The optimized three- (a) and two-spoke (b) k-space excitation trajectories for the pulse design in the head-shaped phantom and human excitation experiment respectively. The optimized two-spoke placements in (kx,ky) for the in the in vivo experiments varied from subject to subject, but in all cases were two-spoke designs.
In the RF design, a slice-selective spoke excitation with time-bandwidth-product equal to 4 was used for the sinc sub-pulses. For our initial phantom work where B1+ inhomogeneity was very severe, a three-spoke excitation trajectory was employed. Slice-selective specifications of 1-cm thickness, along with maximum gradient amplitude constrain of 20 mT/m, and slew rate constrain of 150 T/m/s were used. For the in vivo studies, a two-spoke excitation trajectory was used with a slice-selective specification of 0.5-cm thickness, maximum gradient amplitude constrain of 30 mT/m, and slew rate constrain of 150 T/m/s.

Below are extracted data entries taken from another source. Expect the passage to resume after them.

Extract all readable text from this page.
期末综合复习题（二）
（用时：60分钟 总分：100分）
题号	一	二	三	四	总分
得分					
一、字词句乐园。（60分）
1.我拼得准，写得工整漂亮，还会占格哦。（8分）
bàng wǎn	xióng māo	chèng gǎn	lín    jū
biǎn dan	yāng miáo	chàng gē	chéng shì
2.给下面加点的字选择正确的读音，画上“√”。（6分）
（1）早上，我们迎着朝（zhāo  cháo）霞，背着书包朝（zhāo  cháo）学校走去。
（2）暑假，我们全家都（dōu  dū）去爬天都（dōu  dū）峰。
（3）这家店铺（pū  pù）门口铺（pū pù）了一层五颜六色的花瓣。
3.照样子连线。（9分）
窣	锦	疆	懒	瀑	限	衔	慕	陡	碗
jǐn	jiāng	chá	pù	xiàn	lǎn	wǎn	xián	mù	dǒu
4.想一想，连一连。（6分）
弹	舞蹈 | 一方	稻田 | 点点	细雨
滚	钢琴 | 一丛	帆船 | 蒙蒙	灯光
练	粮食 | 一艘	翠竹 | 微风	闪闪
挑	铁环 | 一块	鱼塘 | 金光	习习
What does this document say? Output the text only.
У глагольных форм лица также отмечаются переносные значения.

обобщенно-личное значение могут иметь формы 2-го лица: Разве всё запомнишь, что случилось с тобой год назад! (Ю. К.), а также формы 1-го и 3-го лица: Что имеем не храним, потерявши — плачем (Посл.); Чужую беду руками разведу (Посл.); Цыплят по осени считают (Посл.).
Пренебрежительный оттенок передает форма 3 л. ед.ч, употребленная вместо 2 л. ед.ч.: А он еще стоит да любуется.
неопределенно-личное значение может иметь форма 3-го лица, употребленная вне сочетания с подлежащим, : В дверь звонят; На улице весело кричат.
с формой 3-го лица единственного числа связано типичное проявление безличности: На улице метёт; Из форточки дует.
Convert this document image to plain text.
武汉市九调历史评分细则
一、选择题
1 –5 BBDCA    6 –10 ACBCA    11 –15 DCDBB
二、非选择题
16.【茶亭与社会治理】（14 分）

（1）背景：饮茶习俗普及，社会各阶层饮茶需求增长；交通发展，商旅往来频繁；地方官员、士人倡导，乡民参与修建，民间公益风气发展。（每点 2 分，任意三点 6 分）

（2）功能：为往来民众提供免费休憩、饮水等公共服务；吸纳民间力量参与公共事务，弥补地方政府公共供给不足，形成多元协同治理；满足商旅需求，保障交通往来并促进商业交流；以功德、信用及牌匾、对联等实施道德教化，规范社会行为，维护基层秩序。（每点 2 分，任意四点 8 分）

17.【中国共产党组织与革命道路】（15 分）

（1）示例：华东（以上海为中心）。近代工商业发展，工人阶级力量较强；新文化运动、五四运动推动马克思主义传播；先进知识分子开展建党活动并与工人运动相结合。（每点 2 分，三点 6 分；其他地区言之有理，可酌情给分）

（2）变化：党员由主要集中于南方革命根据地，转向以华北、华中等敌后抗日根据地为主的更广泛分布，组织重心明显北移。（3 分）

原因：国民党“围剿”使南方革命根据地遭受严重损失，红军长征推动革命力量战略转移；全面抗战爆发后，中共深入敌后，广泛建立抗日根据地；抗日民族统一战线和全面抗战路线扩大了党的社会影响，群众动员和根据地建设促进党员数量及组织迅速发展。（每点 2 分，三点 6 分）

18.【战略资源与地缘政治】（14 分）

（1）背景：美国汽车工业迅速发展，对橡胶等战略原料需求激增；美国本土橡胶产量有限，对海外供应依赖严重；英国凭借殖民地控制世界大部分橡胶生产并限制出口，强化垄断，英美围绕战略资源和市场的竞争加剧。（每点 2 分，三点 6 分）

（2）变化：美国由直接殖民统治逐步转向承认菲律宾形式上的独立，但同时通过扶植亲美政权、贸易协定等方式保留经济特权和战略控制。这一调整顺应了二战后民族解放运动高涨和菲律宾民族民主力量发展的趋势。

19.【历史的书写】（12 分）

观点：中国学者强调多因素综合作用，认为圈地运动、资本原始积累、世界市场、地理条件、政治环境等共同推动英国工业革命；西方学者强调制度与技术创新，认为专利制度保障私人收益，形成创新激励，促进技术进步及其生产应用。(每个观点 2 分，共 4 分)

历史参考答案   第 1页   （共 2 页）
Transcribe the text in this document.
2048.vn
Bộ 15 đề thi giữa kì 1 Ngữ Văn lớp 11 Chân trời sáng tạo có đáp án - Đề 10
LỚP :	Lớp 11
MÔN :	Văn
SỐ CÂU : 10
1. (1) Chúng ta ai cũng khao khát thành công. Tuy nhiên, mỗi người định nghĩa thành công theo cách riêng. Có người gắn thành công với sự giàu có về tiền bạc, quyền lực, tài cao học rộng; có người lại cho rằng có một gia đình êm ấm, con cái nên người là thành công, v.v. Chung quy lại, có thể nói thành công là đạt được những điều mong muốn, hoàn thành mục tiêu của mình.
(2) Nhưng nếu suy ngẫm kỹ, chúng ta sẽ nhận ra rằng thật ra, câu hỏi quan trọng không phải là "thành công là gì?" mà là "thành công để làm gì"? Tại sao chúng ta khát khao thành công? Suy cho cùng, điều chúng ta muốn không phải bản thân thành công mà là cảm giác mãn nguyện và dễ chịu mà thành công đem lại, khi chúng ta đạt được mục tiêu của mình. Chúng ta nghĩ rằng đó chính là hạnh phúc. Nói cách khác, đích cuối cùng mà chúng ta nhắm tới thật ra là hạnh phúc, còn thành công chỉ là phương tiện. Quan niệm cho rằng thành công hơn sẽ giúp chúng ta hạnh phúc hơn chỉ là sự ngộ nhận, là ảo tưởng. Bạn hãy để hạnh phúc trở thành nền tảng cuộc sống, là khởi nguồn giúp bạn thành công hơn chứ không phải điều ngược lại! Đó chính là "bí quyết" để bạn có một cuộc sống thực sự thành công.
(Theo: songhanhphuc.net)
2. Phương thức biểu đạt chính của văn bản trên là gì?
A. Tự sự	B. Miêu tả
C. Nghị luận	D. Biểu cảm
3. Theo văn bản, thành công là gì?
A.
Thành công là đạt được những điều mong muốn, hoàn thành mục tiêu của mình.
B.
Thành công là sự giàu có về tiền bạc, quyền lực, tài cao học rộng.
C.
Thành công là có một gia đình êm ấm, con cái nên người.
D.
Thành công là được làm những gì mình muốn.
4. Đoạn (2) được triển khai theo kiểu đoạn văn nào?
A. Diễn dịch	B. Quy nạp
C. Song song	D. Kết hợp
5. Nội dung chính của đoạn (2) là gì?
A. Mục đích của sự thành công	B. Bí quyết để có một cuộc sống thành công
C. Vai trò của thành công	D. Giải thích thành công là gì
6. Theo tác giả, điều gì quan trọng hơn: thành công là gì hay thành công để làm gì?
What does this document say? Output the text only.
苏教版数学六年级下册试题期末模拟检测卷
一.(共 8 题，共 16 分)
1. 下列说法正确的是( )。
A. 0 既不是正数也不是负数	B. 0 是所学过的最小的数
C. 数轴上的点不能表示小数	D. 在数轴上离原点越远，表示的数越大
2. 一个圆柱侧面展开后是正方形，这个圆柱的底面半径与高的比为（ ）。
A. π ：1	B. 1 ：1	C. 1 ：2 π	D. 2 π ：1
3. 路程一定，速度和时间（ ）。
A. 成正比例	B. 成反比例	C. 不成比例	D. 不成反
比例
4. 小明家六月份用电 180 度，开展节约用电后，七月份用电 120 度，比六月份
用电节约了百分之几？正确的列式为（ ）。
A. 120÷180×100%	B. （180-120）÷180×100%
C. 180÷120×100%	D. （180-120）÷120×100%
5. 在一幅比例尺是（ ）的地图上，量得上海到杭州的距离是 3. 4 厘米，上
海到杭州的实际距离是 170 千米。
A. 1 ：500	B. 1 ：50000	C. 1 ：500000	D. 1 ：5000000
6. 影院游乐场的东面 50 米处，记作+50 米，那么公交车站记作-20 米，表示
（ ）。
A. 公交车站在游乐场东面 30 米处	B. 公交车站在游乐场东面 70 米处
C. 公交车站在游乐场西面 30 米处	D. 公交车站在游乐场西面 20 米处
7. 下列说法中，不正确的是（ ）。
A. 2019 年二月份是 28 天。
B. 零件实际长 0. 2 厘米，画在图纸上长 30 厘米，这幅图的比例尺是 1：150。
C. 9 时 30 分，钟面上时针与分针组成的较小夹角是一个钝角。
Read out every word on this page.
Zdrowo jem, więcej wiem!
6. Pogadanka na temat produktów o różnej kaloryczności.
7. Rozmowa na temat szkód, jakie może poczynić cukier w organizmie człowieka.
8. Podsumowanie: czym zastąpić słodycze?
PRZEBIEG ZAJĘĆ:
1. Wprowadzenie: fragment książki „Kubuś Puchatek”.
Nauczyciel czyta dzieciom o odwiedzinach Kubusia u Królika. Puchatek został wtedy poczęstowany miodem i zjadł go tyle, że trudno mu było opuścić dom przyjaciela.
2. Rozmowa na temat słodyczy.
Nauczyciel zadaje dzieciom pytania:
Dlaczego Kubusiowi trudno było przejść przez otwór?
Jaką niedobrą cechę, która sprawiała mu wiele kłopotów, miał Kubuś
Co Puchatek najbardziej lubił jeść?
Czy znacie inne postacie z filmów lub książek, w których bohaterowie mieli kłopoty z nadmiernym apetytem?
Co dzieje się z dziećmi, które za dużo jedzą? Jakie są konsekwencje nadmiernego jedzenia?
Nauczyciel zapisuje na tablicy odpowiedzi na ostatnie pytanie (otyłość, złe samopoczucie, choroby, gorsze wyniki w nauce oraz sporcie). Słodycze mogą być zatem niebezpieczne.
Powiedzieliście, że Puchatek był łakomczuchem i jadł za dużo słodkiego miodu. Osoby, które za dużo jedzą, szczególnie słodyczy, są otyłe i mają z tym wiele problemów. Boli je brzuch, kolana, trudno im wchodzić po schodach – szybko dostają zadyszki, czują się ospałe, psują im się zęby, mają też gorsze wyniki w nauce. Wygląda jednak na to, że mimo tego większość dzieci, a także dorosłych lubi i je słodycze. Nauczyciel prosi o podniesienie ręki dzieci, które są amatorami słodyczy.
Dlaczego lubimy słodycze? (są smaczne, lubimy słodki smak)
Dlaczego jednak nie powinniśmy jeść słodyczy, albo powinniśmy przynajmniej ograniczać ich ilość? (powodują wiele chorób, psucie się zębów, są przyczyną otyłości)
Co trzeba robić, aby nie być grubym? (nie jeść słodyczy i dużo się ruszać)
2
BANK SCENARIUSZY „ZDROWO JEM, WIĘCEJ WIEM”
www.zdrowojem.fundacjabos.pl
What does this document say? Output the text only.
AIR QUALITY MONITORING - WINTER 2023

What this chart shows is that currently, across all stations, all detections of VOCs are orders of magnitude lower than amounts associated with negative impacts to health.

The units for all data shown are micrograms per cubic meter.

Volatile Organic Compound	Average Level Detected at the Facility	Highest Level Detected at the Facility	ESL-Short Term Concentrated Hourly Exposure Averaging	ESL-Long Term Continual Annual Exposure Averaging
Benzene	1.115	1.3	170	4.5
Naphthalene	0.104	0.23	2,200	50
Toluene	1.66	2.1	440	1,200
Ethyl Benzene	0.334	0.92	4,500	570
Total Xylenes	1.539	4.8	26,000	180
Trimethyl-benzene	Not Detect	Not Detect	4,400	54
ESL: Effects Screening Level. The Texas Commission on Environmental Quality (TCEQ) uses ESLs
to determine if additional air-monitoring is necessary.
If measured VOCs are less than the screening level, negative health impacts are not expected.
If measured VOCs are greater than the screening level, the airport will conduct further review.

RF shimming design used for comparison in both the phantom and in vivo experiments was cast as a single-spoke RF design at the (kx,ky)-space origin with an MLS optimality criterion. The pulse duration quoted in this work includes the duration of the gradient rephaser applied after the excitation to properly return excitation trajectory to k-space origin. The predicted magnetization patterns were calculated using a Bloch equation simulation of the parallel RF excitation.
Experiments and Comparisons
For experimental verification, the spoke excitations were designed and tested on both a head-shaped phantom with severe B1+ inhomogeneity and on six human subjects with axial slice selection at six different superior/inferior (S/I) axial positions. In addition, for all experiments, excitation via mode-1 birdcage transmission and RF shimming were also acquired for comparison. For the head-shaped-phantom experiment, data were also collected to compare the performance of the conventional least-squares (LS) vs. the MLS design of the spoke-based RF pulses. The RF excitation pulses were adjusted so that for all the experiments the target flip angle was 5°.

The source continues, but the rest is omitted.